Hürriyet Kasidesi vatan şairi Namık Kemal’in en önemli ve anlamlı şiirlerinden biridir. Bugün bile güncelliğini koruyor. Başlığa taşıdığım bu mısra gencecik bir avukatın, Yassıada duruşmalarında sorgusuz, sualsiz, tutuklanıp Balmumcu garnizonuna hapsedilmesine neden olmuştur. Rahmetli Menderes’i savunan merhum Burhan Apaydın Namık Kemal’in kasidesinin bu en can alıcı ve veciz ifadesini merhum Menderes için sarf etmiştir. Bugünkü Türkçemizle “cevher yere düşmekle değerini kaybetmez” anlamına gelir. Aslında ne kadar sade ve açık bir anlamı var değil mi? Evet, öyle ama nedense Namık Kemal’in usta kaleminden damlayan bu veciz ifade, mahkeme heyetini çileden çıkartmaya ve söyleyeni de hapse attırmaya yetecek bir derinlik taşıyordu.

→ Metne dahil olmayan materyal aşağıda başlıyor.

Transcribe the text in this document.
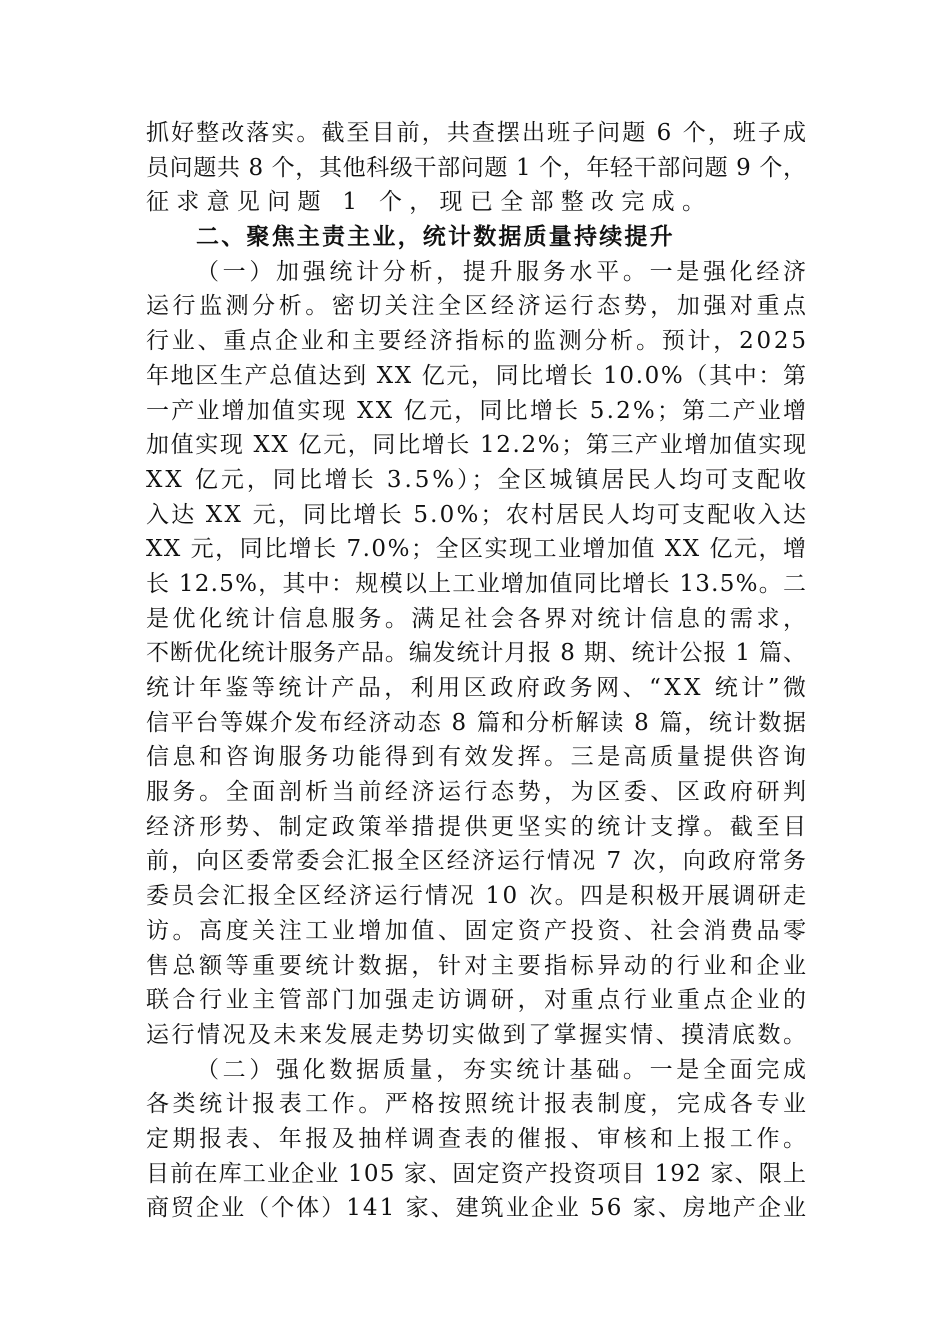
抓好整改落实。截至目前，共查摆出班子问题 6 个，班子成
员问题共 8 个，其他科级干部问题 1 个，年轻干部问题 9 个，
征求意见问题 1 个，现已全部整改完成。
二、聚焦主责主业，统计数据质量持续提升
（一）加强统计分析，提升服务水平。一是强化经济
运行监测分析。密切关注全区经济运行态势，加强对重点
行业、重点企业和主要经济指标的监测分析。预计，2025
年地区生产总值达到 XX 亿元，同比增长 10.0%（其中：第
一产业增加值实现 XX 亿元，同比增长 5.2%；第二产业增
加值实现 XX 亿元，同比增长 12.2%；第三产业增加值实现
XX 亿元，同比增长 3.5%）；全区城镇居民人均可支配收
入达 XX 元，同比增长 5.0%；农村居民人均可支配收入达
XX 元，同比增长 7.0%；全区实现工业增加值 XX 亿元，增
长 12.5%，其中：规模以上工业增加值同比增长 13.5%。二
是优化统计信息服务。满足社会各界对统计信息的需求，
不断优化统计服务产品。编发统计月报 8 期、统计公报 1 篇、
统计年鉴等统计产品，利用区政府政务网、“XX 统计”微
信平台等媒介发布经济动态 8 篇和分析解读 8 篇，统计数据
信息和咨询服务功能得到有效发挥。三是高质量提供咨询
服务。全面剖析当前经济运行态势，为区委、区政府研判
经济形势、制定政策举措提供更坚实的统计支撑。截至目
前，向区委常委会汇报全区经济运行情况 7 次，向政府常务
委员会汇报全区经济运行情况 10 次。四是积极开展调研走
访。高度关注工业增加值、固定资产投资、社会消费品零
售总额等重要统计数据，针对主要指标异动的行业和企业
联合行业主管部门加强走访调研，对重点行业重点企业的
运行情况及未来发展走势切实做到了掌握实情、摸清底数。
（二）强化数据质量，夯实统计基础。一是全面完成
各类统计报表工作。严格按照统计报表制度，完成各专业
定期报表、年报及抽样调查表的催报、审核和上报工作。
目前在库工业企业 105 家、固定资产投资项目 192 家、限上
商贸企业（个体）141 家、建筑业企业 56 家、房地产企业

            Peki merhum Burhan Apaydın bu sözü neden söylemiştir? Apaydın savunmasında Menderes’ten söz ederken “Sayın Başvekil” demektedir. Mahkeme başkanı Salim Başol Burhan Apaydın’ı uyararak sakıt (düşük) başvekil demesini ister. Apaydın dinlemez aynı şekilde konuşmasını sürdürür. Bunun üzerine Başol Apaydın’ın sözünü keserek azarlar ve sert bir şekilde sakıt denilmesi isteğini tekrar eder. Başol’un bu tavrı karşısında Apaydın o tarihi sözü söyler: “YERE DÜŞMEKLE CEVHER, SAKIT OLMAZ KADR-Ü KIYMETTEN”

            60 küsur yıl sonra neden bu cümleyi tekrar gündeme taşıyorum? Çok şey değişmemiş de ondan. Kastım bu günkü yargı tarafgirliği falan değil o ayrı bir konu. Benim kastım Konya Selçuk Üniversitesi Süleyman Demirel Kültür Merkezinin adının değiştirilmesi, muhatabım da atanmış rektör ve senato. Şimdi gel de Boğaziçi öğrenci ve öğretim üyelerine hak verme. Seçilmiş, hak etmiş rektör ve idareciler üniversitelerinin eğitim kalitesini yükseltmek, dünya klasmanına taşımak için çabalarken, atanmış icazetliler de işte böyle boş işlerle uğraşıyorlar.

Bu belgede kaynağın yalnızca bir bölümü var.